Writing for Business Week Online, Stephen H. Wildstrom says that too many formats and too little equipment are making the mass acceptance of DVDs as a consumer computer storage medium more difficult. His comments come in a new article entitled “DVDs Aren’t Ready for Home Movies Yet”.
One problem, he says, is that there are too many competing formats. DVD-RAM is good for mass storage, Wildstrom said, but it’s incompatible with consumer DVD players (unlike DVD-R, the format preferred by Apple). DVD+RW and DVD-RW are further muddying the picture, too. MultiRead is yet another DVD format that’s being proselytized, as well.
Limited availability of drives and the high cost of consumable DVD media are other barriers to mass acceptance, according to Wildstrom. The prices should go down as availability goes up, he said.
Wildstrom gives Apple high marks for their efforts to make recordable DVDs useful. “Apple’s software makes it simple for anyone who can string camcorder shots into a home movie to convert it to DVD format. There’s a lot more work to do on the Windows side,” said Wildstrom, comparing Apple’s “SuperDrive” equipped Power Mac G4/733 to a Compaq system that also comes equipped with the Pioneer-built drive.

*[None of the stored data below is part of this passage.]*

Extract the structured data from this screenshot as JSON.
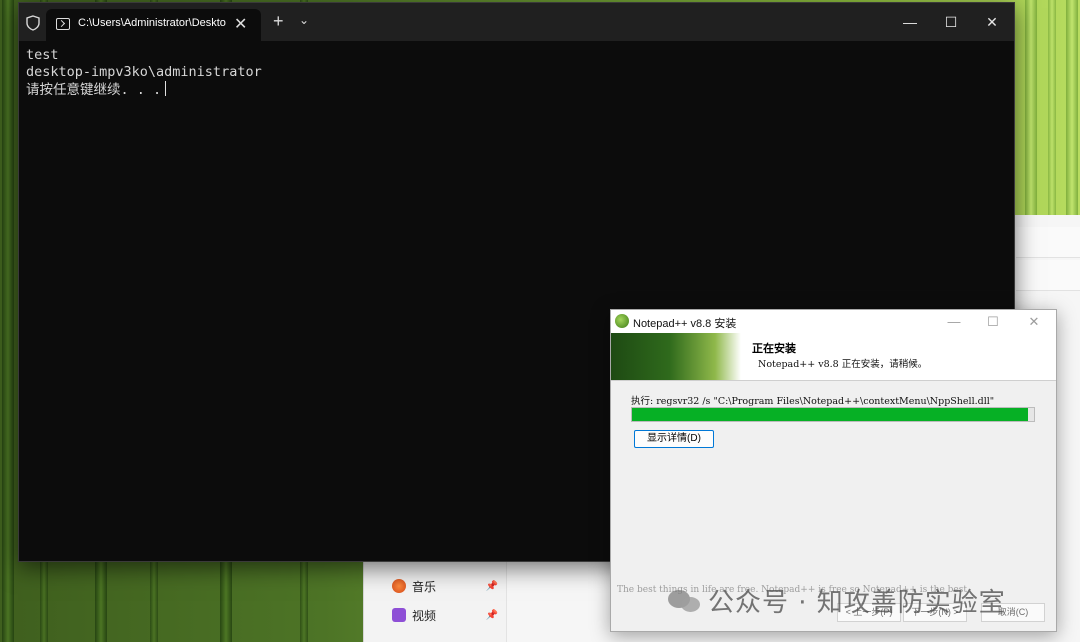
{
  "explorer": {
    "nav_items": [
      {
        "label": "音乐",
        "icon": "music-icon"
      },
      {
        "label": "视频",
        "icon": "video-icon"
      }
    ],
    "pin_icon": "pin-icon"
  },
  "terminal": {
    "tab_title": "C:\\Users\\Administrator\\Desktop",
    "tab_close": "✕",
    "new_tab": "+",
    "tab_dropdown": "⌄",
    "controls": {
      "minimize": "—",
      "maximize": "☐",
      "close": "✕"
    },
    "lines": [
      "test",
      "desktop-impv3ko\\administrator",
      "请按任意键继续. . ."
    ]
  },
  "installer": {
    "title": "Notepad++ v8.8 安装",
    "controls": {
      "minimize": "—",
      "maximize": "☐",
      "close": "✕"
    },
    "heading": "正在安装",
    "subheading": "Notepad++ v8.8 正在安装，请稍候。",
    "exec_text": "执行: regsvr32 /s \"C:\\Program Files\\Notepad++\\contextMenu\\NppShell.dll\"",
    "progress": 0.985,
    "details_button": "显示详情(D)",
    "footer": "The best things in life are free. Notepad++ is free so Notepad++ is the best",
    "back_button": "< 上一步(P)",
    "next_button": "下一步(N) >",
    "cancel_button": "取消(C)"
  },
  "watermark": {
    "text": "公众号 · 知攻善防实验室"
  },
  "colors": {
    "terminal_bg": "#0c0c0c",
    "progress": "#06b025",
    "accent": "#0078d7"
  }
}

Wildstrom figures that it’ll be a while before recordable or rewriteable DVD drives really catch on, however.
“As the Pioneer CD-R drive and the elegantly simple Apple software show, this could become an important consumer product. But we’re talking about an industry that can’t agree on whether DVD stands for ‘digital video drive” or ‘digital versatile drive.’ Given the sorry past and present, I’m not optimistic that many consumers will see this technology anytime soon,” said Wildstrom.